Peel J was satisfied to the criminal standard that H had breached some but not all of the original order and that he had breached some but not all of the passport order. He was also satisfied to the criminal standard that the second and third respondents had breached their obligations under the original order.

Peel J then gave H and his lawyers some time to file mitigation, which had been submitted to him. Peel J considered those arguments but concluded that a 12 month custodial sentence for H was justified, subject to any application by H to purge his contempt. H also order 4 months imprisonment for the second and third respondent suspended for 28 days to give them the opportunity to remedy the breaches.

Loggie v Loggie [2022] EWFC 2 (Mostyn J) 27 January 2022

Mostyn J considered an application by the wife (W) on D11 that the husband (H) indemnify her for the sum of £65,603.65 owed to her former solicitors.

The parties were in their ninth year of litigation. Back in 2014, Mostyn J had given permission for an SJE accountant to value H's business, with the costs being split equally between the parties. The order did not limit the level of fees to be incurred by the SJE.

The SJE had initially quoted £60,000 plus VAT prior to starting the work, but the eventual costs were substantially higher.

In 2016, Mostyn J ordered that the SJE's fees be suspended until the conclusion of W's application for financial remedies.

The final order, made in 2017, provided for several properties to be sold and that any unpaid SJE fees plus interest should be paid from the proceeds of sale.

The properties had been sold but the fees had not been cleared.

W had applied to enforce the order and the enforcement application was compromised by written agreement between the parties, followed by a further variation order made by Mostyn in March 2019.

The total invoices raised by the SJE were £212,407.20. Out of those fees, H said he had paid approximately £147,000 and the balance remained outstanding until W's solicitors cleared the bill on W's behalf in August 2021. W's solicitors wanted to be paid by W, which had led W to make the application.
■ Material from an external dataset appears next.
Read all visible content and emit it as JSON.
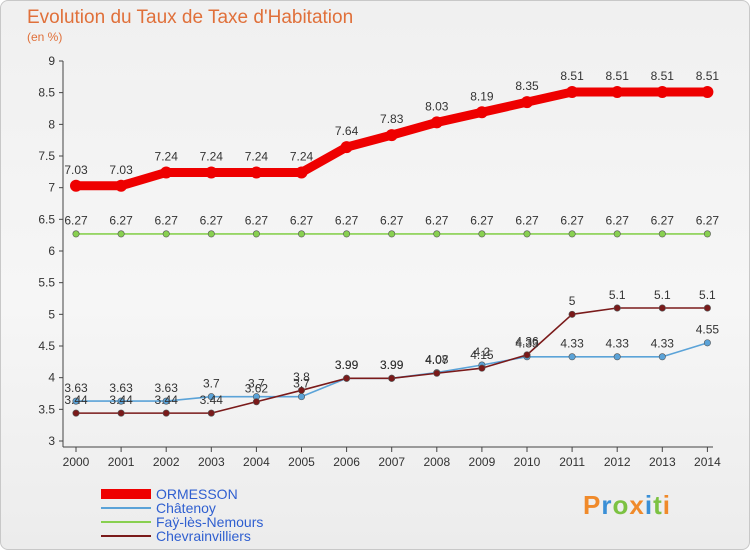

W accepted that she had the funds to pay the solicitors herself, if she was required to do so.

Mostyn J was satisfied that he could order the indemnity for the reasons he gave in CH v EWH (Power to Order Indemnity) [2018] 1 FLR 495.
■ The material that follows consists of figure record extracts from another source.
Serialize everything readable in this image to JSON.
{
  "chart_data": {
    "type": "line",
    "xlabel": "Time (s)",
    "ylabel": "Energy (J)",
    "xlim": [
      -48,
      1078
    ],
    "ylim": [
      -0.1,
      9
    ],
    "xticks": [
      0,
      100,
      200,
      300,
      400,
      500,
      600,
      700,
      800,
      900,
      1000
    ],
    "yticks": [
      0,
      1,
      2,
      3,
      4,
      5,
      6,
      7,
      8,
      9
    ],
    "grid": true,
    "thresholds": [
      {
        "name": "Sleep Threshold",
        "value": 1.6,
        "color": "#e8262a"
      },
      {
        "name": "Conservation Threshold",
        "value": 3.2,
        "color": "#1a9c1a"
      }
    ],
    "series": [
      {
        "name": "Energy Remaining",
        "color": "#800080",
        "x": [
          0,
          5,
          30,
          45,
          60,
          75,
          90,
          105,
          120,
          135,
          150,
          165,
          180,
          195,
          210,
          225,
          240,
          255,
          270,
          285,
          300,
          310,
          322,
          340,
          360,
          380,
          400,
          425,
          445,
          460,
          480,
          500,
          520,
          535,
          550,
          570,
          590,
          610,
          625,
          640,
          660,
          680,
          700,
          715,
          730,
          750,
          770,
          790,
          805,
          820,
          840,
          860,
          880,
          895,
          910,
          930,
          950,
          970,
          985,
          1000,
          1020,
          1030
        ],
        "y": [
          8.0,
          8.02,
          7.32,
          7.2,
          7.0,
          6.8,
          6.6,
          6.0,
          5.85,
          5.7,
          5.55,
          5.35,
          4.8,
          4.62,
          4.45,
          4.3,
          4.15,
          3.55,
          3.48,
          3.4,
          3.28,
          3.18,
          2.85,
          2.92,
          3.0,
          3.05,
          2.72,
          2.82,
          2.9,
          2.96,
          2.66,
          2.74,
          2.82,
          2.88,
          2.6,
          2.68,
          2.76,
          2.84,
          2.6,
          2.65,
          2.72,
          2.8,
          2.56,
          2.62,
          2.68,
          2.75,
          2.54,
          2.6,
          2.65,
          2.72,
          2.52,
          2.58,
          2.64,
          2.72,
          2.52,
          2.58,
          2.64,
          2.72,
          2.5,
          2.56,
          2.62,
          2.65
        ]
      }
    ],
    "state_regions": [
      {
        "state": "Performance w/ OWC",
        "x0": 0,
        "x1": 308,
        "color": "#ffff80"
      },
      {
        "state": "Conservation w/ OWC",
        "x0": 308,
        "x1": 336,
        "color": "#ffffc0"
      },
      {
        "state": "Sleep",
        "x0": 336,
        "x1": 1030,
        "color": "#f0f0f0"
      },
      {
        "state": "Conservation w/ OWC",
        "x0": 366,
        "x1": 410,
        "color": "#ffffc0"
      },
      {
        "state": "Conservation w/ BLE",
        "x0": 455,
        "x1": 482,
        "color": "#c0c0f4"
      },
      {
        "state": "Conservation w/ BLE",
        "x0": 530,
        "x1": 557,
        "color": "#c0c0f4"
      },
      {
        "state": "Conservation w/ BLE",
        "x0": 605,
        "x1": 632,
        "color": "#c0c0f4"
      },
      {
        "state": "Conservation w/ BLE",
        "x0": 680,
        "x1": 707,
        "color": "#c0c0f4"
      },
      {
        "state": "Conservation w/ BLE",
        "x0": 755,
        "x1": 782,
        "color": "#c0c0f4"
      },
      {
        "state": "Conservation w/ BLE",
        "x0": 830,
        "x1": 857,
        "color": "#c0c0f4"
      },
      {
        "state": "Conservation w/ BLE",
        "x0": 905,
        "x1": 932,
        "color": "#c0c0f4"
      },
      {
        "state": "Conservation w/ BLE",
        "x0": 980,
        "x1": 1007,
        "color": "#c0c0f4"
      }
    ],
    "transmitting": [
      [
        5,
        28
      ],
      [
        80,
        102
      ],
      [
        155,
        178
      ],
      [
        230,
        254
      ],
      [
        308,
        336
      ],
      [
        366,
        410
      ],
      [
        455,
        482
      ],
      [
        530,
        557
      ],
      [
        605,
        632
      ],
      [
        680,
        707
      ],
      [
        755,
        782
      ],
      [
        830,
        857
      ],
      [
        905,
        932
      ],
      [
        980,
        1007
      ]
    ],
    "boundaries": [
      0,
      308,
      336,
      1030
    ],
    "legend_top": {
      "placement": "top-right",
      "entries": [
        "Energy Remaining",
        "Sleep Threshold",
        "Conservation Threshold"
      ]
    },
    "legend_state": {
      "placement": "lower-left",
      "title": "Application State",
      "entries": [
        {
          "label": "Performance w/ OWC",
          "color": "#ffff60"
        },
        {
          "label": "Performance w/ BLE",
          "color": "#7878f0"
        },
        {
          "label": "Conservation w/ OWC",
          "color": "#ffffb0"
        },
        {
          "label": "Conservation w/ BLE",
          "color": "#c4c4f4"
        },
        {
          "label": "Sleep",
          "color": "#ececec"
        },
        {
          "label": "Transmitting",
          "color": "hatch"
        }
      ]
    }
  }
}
The written agreement reached in March 2019 had included provision for H to pay the outstanding sum due to the accountant and to fully indemnify W against it.  The subsequent variation order made by Mostyn J did not include such a provision but Mostyn J now considered that to be an oversight by himself. There was no good reason why he should not make the order sought by W to give effect to that agreed provision. He was effectively correcting the March 2019 order under the Slip Rule.

H would need to identify a cogent reason why he should not be held to the terms of the March 2019 agreement and he had failed to provide one. Vague assertions about the pandemic were not enough. H was therefore ordered to pay the requested sum directly to W, with the expectation that she would then repay her solicitors. H would also be responsible for any further interest sought by the SJE.

Mostyn J adds that the moral of this unhappy tale is that parties must ask the court to place a cap on the expert's costs prior to their instruction, pursuant to FPR 25(12)(5). If circumstances change, it will then be open to the expert to apply for the order imposing the ap to be varied under FPR r4.1(6).

Finally, W had also referred in her statement to a wish for a further variation of the March 2019 order, but the judge refused to consider that without an application on Form A and the requisite issuing fee.